The Student News Site of Rock Bridge High School

Bearing News

The Student News Site of Rock Bridge High School

Bearing News

Isolation invites introspection

Isolation+invites+introspection

Sitting at an altitude of 7,120 feet is mind bending. The weather is cool and crisp, and any whisper of wind bites through my gloves like they’re made of parchment paper. I’m short of breath even while sitting at rest, and my joints ache if I sit too long. Still, these complications stopped bothering me, and I soon learned to ignore them, impressed with the scenery.

Jotunheimen is a protected National Park in Norway. The name means “home of the giants,” and it makes perfect sense. The story goes that people used to see the mountains shift and move. Sometimes they would wake up to a different valley than they saw the previous night.
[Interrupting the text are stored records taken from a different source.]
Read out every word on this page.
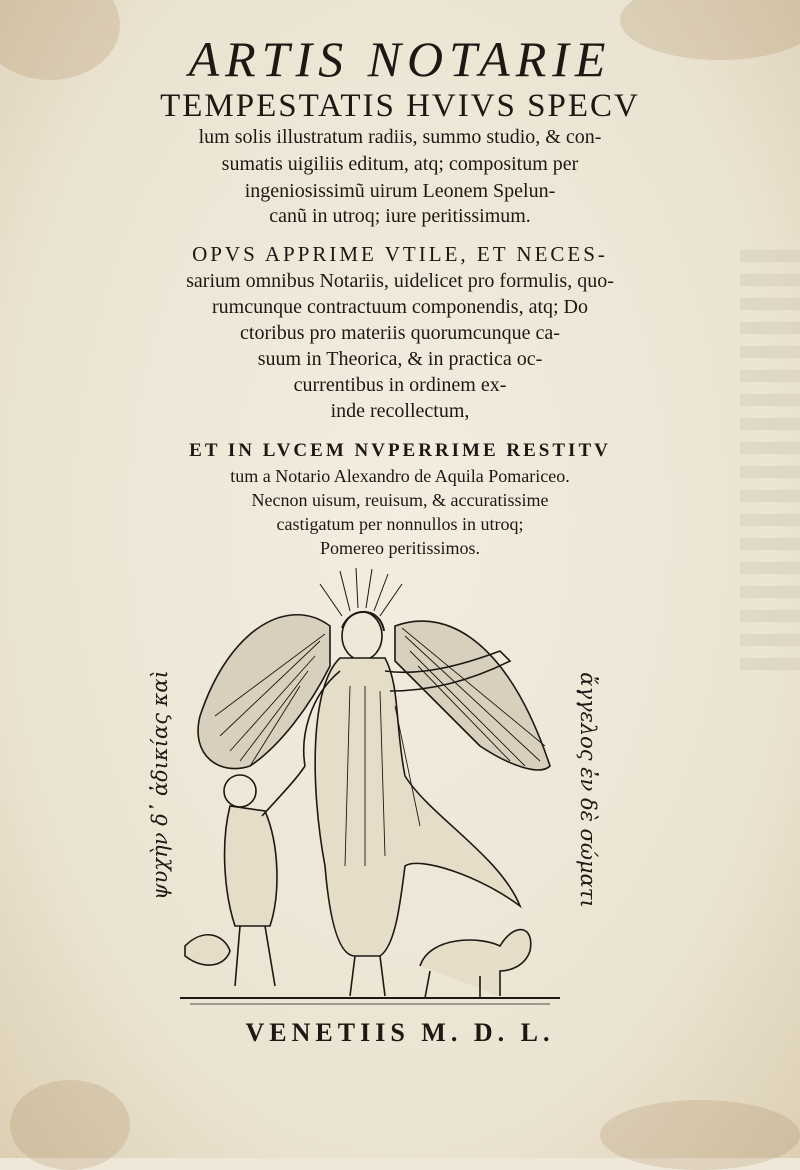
ARTIS NOTARIE
TEMPESTATIS HVIVS SPECV
lum solis illustratum radiis, summo studio, & con-
sumatis uigiliis editum, atq; compositum per
ingeniosissimũ uirum Leonem Spelun-
canũ in utroq; iure peritissimum.
OPVS APPRIME VTILE, ET NECES-
sarium omnibus Notariis, uidelicet pro formulis, quo-
rumcunque contractuum componendis, atq; Do
ctoribus pro materiis quorumcunque ca-
suum in Theorica, & in practica oc-
currentibus in ordinem ex-
inde recollectum,
ET IN LVCEM NVPERRIME RESTITV
tum a Notario Alexandro de Aquila Pomariceo.
Necnon uisum, reuisum, & accuratissime
castigatum per nonnullos in utroq;
Pomereo peritissimos.
ψυχὴν δ᾽ ἀδικίας καὶ	ἄγγελος ἐν δὲ σώματι
VENETIIS M. D. L.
It was a common folk tale among Nordics that the mountains were alive and the steady wind was the heavy breathing of cold stone giants.

For this shot I wanted to capture how small it felt to be at the bottom of the valley. Also, the contrast of the rushing river with the standstill mountain landscape. Within the few seconds the shutter was open, everything about the river changed: water flowed, carrying pebbles and eroding the sides of the river. Meanwhile, the mountain range remained perfectly still. I set the tripod in the river bed and weighed it down with my camera bag. Looking back I wince at the idea. The current could have easily knocked my camera and gear down the river. It was my intention to capture the terrain in as much detail as I could, so I set my aperture (depth of field) to 22, the highest my lens could reach in an attempt to capture as much of the scene as possible. My ISO was 100 to capture the mountain side without grain (the lower the ISO the more info the camera takes in), and I set my shutter to open for six seconds (setting your shutter speed to something as low as six seconds captures any movement.

This photo reminds me not to be oblivious to the passage of time. I live in cycles: wake up, get ready, study, sleep. The repetition can feel as if its sending me into oblivion. Days blend together and the timeline of my memories gets scrambled. I see the rushing river as short term memory because it is easily manipulated, while the mountains represent long term memory: sure, anchored, uninfluenced.